Gel particle profile modification and flooding is one of the main technical methods for stabilizing oil, water control, and production cycle prolonging in the oil field. Quantitative evaluation of the plugging effect of the displacement agent on pores of different sizes under various conditions may provide useful guidance for field development. In this study, nuclear magnetic resonance technology and dynamic physical simulation experiments were used to quantitatively evaluate the plugging effect of pore spaces at different scales. The influence of permeability, temperature, injection pressure, injection volume, and formation water salinity on plugging effect was also investigated.

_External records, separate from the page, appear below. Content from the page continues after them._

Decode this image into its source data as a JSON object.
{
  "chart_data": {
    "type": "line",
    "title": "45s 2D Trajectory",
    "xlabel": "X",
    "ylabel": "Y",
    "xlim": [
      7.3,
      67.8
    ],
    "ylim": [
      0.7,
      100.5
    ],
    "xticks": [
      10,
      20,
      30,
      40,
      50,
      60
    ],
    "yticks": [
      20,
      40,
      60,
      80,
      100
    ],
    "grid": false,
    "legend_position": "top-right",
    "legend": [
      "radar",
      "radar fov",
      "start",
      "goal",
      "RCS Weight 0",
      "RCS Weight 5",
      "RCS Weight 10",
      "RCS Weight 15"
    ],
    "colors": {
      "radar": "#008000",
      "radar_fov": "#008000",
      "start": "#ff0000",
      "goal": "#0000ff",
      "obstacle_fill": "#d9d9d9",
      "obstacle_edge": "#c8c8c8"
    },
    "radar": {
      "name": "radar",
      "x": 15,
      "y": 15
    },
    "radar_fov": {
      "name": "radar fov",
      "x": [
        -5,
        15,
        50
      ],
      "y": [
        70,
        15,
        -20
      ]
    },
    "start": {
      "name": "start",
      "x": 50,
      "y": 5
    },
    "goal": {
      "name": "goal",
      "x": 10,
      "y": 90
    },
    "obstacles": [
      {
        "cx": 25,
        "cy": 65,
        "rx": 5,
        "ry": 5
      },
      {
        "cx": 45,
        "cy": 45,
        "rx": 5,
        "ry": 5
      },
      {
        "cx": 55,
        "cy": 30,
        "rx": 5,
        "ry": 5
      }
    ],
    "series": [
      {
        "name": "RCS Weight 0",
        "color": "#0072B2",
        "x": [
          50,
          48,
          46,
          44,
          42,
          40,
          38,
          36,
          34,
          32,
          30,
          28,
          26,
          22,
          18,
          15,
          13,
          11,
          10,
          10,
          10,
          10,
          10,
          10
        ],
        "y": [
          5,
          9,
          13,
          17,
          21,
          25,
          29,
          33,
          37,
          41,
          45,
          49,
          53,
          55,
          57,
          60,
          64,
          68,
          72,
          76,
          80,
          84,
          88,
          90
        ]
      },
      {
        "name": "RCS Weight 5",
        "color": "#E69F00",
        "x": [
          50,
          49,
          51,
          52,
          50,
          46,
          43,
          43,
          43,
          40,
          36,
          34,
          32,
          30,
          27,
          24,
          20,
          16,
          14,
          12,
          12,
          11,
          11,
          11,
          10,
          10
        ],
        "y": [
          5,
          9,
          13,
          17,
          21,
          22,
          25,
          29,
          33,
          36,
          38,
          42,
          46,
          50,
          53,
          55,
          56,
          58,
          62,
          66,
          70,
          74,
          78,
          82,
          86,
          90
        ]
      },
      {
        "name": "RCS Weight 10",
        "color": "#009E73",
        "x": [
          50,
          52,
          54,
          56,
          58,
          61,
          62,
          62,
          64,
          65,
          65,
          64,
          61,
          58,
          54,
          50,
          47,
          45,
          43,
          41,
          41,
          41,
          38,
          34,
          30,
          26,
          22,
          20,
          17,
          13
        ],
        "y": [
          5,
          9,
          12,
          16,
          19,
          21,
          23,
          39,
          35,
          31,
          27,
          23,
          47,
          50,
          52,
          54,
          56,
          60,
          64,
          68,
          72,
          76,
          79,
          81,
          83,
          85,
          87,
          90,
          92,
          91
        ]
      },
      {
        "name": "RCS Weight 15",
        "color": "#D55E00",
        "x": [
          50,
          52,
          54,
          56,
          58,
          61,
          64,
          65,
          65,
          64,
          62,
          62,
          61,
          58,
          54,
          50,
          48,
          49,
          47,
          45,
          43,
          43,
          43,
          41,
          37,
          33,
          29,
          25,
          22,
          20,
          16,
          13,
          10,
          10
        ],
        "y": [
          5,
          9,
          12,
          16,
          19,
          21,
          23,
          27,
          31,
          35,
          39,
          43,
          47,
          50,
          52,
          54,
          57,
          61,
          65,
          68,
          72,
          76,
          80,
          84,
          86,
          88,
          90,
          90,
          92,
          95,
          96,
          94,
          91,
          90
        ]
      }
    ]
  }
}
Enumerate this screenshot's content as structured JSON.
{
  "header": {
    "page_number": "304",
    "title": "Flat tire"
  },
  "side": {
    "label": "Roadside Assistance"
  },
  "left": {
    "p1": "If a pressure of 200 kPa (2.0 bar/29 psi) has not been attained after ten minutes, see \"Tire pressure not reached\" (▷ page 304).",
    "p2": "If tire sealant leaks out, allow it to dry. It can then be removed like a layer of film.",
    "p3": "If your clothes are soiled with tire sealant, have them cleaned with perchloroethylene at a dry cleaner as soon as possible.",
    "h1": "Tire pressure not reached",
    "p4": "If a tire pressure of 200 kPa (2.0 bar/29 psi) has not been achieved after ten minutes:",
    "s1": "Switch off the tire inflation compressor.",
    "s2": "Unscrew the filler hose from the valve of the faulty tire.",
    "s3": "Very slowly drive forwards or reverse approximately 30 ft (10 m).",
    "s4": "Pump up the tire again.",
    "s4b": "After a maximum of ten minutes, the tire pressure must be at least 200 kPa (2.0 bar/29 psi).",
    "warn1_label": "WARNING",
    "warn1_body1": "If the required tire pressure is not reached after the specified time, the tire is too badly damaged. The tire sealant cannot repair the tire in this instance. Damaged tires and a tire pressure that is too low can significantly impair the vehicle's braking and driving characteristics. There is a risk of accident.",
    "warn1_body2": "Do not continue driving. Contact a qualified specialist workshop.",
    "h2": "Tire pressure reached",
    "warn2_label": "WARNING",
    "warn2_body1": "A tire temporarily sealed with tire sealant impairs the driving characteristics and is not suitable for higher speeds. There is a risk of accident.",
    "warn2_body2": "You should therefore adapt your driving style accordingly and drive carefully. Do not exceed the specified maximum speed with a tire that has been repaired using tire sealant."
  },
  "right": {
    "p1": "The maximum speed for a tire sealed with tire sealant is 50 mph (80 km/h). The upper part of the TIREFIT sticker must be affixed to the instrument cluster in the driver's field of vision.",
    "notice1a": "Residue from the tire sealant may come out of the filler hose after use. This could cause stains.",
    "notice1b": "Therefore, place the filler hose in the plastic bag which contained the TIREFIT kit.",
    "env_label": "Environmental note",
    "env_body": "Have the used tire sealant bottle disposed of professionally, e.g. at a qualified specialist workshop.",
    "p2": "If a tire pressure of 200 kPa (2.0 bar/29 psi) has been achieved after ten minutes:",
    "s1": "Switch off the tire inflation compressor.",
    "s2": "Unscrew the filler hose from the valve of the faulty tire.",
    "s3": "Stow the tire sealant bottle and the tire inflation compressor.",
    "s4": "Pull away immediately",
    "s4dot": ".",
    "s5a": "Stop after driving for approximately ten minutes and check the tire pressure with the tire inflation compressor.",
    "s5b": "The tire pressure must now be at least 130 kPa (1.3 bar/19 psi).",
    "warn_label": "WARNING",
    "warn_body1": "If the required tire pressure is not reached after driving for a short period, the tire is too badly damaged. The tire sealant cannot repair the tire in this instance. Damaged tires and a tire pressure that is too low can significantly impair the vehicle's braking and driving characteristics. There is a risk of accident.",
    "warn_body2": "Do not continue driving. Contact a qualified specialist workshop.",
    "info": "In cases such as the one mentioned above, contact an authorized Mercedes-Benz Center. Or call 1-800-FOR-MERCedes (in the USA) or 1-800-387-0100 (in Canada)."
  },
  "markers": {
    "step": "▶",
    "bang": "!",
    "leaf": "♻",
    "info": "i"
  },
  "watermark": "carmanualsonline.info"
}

The results show that the poly(ethylene glycol) (PEG)-1 gel particle system flooding agent can effectively plug pore spaces at different scales. For artificial cores, the plugging dimension was between 0.10 and 59.95 ms, and for natural cores, the plugging dimension was between 0.10 and 1144.64 ms. The plugging effect of gel particles was negatively correlated with permeability and salinity of formation water and positively correlated with temperature, injection pressure, and injection volume. Moreover, the plugging efficiency of gel particles for larger pores (>10.0 ms) was always better than that for smaller pores (0.10−10.0 ms).